Joshua Miller hasn’t had the greatest experiences with toy guitars.
After his girlfriend attacked him and his young son, Jordan, Miller found himself on the wrong end of an arrest: one where he supposedly had attacked someone with a toy guitar. It wasn’t until his story had been corroborated by a neighbor that the right person was in handcuffs – Miller’s girlfriend at the time.
Miller was a victim of domestic abuse, a subject that, when approached, can launch tangents of complaints when placed in context with women but causes crickets to chirp when done the same with men.
“The biggest challenge that these [domestic violence victims] men face is that people don’t believe them,” says Paige Fink, chief executive of the domestic violence shelter the Family Place. “The pendulum has swung to the point that men are assumed to be the aggressor.”
It’s an assumption that shouldn’t be allowed to run unchecked. In 2016, the National Domestic Violence Hotline received 12,046 calls and messages from men saying that they’d been in abusive relationships, a 73% increase from just two years ago.
Of course, the assumption isn’t unfounded. It can be argued that because men are known to be stronger and bigger, they are more likely to inflict abuse on their intimate partners, and gender inequalities in society have shifted to the point where it’s assumed that men are automatically the cause of any fault.
One of the reasons why perhaps males’ domestic abuse is so well-hidden (possibly almost taboo) is because, as Fink said, the reaction such a story might entail in the ripples of society.
Another reason may be that the general opinion about domestic violence is that it only involves physical abuse between intimate partners; this fact is wholly untrue. Domestic violence can be psychological, emotional, coercive, even economical; both of these abuses can be accomplished by women and men.
In an interview with NPR, “Jeff” (names had been changed to protect privacy) talked about the reason he stayed in his marriage: “You’ve entered into a marriage covenant – sickness and health, for better or for worse. And you are going for better or for worse, right?” He’d had no friends, hadn’t gone out anywhere except for church, and hadn’t been able to make decisions for himself or his daughter. Yet, despite this emotional manipulation, Jeff stayed, believing that it was simply part of his marriage vows.
Some other reasons men may stay in an abusive relationship: loving their partner, shame, an uncertainty of an aftermath, or fear of not seeing their children.
Forty percent of men have had similar experiences to Jeff in their relationships – they’ve been emotionally manipulated, isolated from their friends and family, blackmailed, threatened, or have been deprived of their economic control. 48.8% have experienced at least one form of psychologically aggressive behavior – their whereabouts being tracked, being insulted or humiliated, or been threatened.

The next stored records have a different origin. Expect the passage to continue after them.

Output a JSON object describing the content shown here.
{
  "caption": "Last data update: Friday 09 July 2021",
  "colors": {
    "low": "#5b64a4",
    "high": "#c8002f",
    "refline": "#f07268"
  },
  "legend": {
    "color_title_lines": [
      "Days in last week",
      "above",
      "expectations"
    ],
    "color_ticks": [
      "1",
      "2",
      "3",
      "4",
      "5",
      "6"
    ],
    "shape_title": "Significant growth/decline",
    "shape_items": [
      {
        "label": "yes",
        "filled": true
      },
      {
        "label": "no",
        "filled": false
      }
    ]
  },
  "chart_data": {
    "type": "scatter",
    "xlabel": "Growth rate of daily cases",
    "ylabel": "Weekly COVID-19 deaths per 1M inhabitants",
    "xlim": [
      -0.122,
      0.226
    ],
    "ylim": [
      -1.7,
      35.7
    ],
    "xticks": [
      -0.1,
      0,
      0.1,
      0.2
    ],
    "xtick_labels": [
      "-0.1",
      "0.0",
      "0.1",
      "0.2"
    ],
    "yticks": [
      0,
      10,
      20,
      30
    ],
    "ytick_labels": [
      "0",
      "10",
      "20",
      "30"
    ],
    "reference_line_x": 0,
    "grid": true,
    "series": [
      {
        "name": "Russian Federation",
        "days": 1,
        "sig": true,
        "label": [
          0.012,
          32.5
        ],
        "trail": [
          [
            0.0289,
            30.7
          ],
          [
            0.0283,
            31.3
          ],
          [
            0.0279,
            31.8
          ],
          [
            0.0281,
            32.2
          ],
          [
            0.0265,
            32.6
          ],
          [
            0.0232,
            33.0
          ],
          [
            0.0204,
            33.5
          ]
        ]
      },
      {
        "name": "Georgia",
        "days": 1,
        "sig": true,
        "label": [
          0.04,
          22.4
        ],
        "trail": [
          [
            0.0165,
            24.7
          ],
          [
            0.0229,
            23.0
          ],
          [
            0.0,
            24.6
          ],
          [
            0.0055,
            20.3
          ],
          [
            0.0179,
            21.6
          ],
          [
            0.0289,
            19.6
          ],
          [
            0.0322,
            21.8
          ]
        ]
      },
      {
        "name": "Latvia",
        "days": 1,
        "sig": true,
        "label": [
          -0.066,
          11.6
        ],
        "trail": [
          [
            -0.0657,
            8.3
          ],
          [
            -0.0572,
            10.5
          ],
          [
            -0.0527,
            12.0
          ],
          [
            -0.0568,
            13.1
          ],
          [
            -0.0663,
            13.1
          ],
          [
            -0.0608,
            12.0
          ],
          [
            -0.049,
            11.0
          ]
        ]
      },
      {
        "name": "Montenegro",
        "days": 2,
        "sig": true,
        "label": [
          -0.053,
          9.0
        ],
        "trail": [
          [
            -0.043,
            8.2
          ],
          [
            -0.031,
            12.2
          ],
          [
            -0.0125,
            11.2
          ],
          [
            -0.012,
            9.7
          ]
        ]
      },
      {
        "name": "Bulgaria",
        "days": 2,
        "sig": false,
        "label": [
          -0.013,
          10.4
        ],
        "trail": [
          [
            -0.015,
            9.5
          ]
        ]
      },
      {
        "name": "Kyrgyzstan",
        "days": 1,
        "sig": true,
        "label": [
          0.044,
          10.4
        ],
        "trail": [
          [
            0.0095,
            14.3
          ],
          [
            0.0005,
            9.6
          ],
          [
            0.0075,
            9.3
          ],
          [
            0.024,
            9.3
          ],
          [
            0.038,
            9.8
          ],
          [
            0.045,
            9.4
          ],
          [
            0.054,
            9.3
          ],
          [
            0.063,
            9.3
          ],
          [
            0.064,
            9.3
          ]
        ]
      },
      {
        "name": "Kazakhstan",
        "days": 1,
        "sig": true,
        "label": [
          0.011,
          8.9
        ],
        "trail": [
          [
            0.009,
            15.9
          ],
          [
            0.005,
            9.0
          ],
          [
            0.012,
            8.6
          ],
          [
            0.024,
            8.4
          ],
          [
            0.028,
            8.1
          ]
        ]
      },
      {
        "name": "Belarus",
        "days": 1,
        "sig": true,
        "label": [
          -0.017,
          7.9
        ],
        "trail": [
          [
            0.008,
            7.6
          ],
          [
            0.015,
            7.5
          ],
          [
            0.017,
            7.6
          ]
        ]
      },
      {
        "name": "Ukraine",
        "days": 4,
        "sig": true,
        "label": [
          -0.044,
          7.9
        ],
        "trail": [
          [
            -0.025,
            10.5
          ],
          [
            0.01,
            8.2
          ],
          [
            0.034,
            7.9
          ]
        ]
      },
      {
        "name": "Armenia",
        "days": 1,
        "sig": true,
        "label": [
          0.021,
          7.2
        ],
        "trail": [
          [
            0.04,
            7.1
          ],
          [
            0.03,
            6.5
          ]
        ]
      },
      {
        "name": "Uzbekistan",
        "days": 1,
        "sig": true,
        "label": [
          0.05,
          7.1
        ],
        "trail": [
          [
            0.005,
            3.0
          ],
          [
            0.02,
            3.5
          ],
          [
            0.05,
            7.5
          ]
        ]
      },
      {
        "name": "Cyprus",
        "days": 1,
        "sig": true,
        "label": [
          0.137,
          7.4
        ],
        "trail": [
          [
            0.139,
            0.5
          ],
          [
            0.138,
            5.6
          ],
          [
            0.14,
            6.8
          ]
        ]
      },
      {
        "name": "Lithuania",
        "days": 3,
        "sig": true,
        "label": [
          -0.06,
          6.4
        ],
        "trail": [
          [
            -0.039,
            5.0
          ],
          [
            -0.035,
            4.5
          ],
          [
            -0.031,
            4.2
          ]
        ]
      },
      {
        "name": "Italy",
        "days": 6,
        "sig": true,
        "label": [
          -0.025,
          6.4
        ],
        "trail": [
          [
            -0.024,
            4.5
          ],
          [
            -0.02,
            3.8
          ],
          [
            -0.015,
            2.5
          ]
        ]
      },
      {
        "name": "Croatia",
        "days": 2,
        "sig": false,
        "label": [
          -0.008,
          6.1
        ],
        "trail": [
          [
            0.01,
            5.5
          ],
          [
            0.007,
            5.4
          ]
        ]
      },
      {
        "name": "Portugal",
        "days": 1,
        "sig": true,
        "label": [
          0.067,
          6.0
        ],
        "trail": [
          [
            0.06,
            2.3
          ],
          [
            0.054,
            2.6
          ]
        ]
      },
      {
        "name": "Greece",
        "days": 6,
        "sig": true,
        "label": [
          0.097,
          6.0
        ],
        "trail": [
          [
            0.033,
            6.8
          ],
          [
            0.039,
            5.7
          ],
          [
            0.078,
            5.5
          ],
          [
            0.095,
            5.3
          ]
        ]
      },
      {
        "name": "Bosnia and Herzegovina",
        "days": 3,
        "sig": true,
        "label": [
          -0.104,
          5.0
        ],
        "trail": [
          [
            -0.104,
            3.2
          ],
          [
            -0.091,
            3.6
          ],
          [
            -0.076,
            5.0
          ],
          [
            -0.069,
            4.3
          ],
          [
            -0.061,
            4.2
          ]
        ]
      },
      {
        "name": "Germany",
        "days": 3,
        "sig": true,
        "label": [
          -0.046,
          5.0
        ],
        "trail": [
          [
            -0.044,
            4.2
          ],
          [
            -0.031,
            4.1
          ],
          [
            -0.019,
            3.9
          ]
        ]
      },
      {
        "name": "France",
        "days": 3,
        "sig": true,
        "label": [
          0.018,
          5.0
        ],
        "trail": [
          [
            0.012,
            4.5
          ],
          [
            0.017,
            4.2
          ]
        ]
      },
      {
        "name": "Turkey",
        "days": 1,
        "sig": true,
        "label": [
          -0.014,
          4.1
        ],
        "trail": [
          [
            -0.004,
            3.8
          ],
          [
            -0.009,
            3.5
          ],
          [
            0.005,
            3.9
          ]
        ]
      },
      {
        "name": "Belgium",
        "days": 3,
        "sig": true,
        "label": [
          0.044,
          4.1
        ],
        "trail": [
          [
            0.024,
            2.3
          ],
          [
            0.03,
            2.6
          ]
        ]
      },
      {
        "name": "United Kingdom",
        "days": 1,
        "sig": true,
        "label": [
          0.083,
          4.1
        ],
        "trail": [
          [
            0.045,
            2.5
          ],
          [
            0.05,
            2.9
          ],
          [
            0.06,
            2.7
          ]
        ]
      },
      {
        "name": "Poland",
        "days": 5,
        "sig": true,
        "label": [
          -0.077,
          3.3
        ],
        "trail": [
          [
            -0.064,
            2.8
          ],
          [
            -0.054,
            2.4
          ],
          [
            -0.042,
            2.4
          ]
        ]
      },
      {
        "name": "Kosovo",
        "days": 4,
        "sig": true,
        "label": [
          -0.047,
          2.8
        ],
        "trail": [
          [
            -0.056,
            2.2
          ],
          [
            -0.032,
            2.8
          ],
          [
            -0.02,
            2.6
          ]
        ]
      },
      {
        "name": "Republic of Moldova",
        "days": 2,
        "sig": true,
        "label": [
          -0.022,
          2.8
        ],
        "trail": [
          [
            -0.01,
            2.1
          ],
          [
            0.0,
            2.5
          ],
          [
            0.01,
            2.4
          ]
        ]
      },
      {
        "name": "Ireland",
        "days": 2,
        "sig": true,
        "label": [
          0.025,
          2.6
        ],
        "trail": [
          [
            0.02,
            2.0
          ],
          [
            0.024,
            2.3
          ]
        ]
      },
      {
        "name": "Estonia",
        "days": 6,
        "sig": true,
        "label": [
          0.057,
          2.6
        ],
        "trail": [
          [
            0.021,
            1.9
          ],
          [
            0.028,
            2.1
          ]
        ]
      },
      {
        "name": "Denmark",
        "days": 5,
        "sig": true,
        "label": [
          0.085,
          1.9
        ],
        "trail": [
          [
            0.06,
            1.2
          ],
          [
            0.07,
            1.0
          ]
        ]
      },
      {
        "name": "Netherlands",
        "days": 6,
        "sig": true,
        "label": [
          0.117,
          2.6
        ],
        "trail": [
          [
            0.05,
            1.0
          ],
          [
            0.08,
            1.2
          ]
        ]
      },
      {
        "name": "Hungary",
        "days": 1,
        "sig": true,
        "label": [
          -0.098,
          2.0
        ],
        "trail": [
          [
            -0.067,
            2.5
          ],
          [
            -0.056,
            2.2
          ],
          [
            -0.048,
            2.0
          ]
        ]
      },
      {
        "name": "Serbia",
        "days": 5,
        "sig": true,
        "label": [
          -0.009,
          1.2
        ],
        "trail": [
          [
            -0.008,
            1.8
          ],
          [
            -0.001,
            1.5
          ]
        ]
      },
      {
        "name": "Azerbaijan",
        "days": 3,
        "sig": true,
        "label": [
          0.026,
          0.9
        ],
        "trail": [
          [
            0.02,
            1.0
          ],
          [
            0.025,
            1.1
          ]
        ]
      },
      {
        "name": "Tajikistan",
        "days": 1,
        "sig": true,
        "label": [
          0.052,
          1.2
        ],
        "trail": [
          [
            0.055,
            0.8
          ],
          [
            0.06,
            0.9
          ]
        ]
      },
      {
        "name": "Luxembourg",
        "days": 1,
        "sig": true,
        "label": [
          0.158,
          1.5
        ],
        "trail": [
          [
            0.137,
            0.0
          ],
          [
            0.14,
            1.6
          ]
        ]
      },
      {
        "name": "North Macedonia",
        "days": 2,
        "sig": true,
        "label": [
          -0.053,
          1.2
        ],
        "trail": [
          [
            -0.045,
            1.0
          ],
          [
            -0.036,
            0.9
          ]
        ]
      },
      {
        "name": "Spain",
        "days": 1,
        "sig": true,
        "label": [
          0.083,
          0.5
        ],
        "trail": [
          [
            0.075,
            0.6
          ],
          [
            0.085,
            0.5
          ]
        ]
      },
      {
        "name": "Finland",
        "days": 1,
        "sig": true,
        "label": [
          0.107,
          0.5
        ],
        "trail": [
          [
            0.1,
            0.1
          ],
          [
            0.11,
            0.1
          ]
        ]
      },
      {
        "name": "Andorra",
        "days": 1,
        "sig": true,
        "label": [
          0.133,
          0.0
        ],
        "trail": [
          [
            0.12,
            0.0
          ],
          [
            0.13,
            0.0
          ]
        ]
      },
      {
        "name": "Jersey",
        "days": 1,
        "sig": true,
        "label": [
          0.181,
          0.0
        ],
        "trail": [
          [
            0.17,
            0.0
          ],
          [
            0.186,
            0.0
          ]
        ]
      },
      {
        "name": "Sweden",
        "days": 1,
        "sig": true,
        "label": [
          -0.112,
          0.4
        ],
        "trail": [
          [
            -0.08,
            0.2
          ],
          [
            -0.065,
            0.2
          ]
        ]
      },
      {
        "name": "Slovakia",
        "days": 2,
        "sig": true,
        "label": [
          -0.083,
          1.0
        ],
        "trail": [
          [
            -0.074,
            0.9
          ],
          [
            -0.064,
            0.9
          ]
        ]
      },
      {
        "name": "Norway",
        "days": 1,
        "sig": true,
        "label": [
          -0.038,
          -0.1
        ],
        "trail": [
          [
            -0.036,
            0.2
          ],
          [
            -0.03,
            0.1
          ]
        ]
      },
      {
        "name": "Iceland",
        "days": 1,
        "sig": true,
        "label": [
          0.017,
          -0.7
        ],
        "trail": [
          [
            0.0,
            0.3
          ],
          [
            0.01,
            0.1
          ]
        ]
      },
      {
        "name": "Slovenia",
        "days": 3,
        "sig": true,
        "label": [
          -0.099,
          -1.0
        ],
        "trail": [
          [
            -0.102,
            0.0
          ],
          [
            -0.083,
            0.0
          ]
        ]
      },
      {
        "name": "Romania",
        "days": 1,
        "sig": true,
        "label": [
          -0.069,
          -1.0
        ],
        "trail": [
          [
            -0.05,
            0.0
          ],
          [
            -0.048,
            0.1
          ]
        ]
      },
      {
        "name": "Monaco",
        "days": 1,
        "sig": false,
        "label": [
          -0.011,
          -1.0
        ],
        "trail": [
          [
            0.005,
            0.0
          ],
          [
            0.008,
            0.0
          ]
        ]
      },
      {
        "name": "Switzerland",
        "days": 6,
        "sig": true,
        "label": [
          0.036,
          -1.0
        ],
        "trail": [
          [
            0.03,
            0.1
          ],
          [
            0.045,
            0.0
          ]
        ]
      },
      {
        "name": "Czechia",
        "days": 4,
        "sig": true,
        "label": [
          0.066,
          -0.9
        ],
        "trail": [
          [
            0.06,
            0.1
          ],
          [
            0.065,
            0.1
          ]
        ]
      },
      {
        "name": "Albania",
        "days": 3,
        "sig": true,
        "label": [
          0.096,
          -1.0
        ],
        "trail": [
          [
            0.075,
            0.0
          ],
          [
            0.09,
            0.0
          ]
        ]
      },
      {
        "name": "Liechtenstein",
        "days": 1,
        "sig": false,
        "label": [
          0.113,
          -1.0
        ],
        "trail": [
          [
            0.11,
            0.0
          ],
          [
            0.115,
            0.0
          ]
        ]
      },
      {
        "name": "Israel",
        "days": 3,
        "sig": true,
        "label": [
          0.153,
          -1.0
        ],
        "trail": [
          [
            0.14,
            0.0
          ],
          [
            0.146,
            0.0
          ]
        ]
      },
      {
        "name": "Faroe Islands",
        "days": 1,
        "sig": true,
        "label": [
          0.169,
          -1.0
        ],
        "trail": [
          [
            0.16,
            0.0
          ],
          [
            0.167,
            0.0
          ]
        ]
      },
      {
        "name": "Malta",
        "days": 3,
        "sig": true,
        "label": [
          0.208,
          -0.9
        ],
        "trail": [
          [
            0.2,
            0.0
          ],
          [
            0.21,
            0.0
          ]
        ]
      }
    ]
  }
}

“She would call me names and she hurt me because she regularly called me ignorant,” recalled Cyrus, a domestic abuse survivor in Victoria. “When we went up to do her flat, she sought to belittle me and my capabilities.”
Twenty-nine percent of males have even been raped by their intimate partner. “She forced me to have sex to become a good husband,” says David, another Victorian survivor. “I thought I deserved it because I was withdrawn and a bad husband.”
Male domestic abuse (or any type of domestic abuse, really) deserves a brighter spotlight and more vigorous discussion. It can do as much damage to a man’s psyche as it can a woman’s.